Desterra enviuvou há três anos. Aos 81, só escolhe o preto nas roupas que lhe cobrem o corpo. Nas partes destapadas a pele surge enrugada e queimada pelo sol. De casa sempre viu o mar. Nunca ia nos barcos, mas tudo o resto ligava à pesca. Neta, filha e viúva de pescadores da Póvoa de Varzim, foi toda a vida uma mulher “pescadeira”.
Entre doze irmãos - seis rapazes e seis raparigas - não faltou exemplo feminino para que aos dez anos tricotasse a primeira camisola poveira. E assim fez enquanto se manteve solteira. Depois impunha-se o dever de governar a casa. Mesmo se o marido “pescava bem”, de quando em vez não resistia à tentação: tirava as agulhas de debaixo da cama e era às escondidas que nascia outra camisola.

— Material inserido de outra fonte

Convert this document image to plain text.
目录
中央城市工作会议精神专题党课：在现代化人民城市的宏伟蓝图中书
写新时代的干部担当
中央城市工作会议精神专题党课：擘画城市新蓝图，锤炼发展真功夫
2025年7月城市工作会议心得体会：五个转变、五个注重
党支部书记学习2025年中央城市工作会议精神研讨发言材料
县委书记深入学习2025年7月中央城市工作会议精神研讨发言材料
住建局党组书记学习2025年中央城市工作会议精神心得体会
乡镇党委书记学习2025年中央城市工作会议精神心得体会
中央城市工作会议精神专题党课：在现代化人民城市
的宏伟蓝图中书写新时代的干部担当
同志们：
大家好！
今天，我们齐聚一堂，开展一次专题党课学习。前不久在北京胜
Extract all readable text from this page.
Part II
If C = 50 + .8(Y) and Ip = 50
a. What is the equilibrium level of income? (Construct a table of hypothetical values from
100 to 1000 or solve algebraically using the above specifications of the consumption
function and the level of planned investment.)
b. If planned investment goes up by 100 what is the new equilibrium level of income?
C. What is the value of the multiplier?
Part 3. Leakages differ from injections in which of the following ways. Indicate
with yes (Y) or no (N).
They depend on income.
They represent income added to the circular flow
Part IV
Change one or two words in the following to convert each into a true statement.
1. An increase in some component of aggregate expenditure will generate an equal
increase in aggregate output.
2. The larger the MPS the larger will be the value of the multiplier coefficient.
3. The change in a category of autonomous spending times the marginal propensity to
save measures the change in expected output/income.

Os homens pescadores mergulhavam as lanchas, lançavam redes à água e enfrentavam a incerteza. No balouçar do mar, só redes prenhas de peixe lhes sossegava a madrugada. Algumas vezes enganavam a morte, outras vezes eram enganados por ela. Para muitos o mar foi jazigo.
Em chão firme, sem rádio, rede, telefone ou internet capaz de as sossegar, ou poupar as avé-marias, as raparigas faziam-se mulheres a temer o pior. No lado sombrio da costa, esperavam. Sob o breu das casas e o ziguezaguear dos filhos, sempre muitos, teciam a esperança no calor da lareira em tempo frio. Por entre o vaivém das ondas, tentavam adivinhar o regresso. Esperavam pousar o olhar nos rostos duros dos seus homens. Cansados. Chegados a terra, sãos e salvos.
“Mas elas temiamIsabel de Sáin Penélopes
temiam sempre que o mar
fosse o jazigo”
Noite dentro, a Póvoa era delas. Deitadas as crianças, apagado o lume e terminadas as lides domésticas, se o sono não lhes pegava, erguiam as agulhas na lã que servia de roupa para os filhos, maridos e para elas mesmas. Eram escuras, mescladas ou de um branco sujo. À luz do dia, de pés descalços na areia à espera dos barcos, mantinha-se o costume. Elas bordavam para eles não gelarem no mar.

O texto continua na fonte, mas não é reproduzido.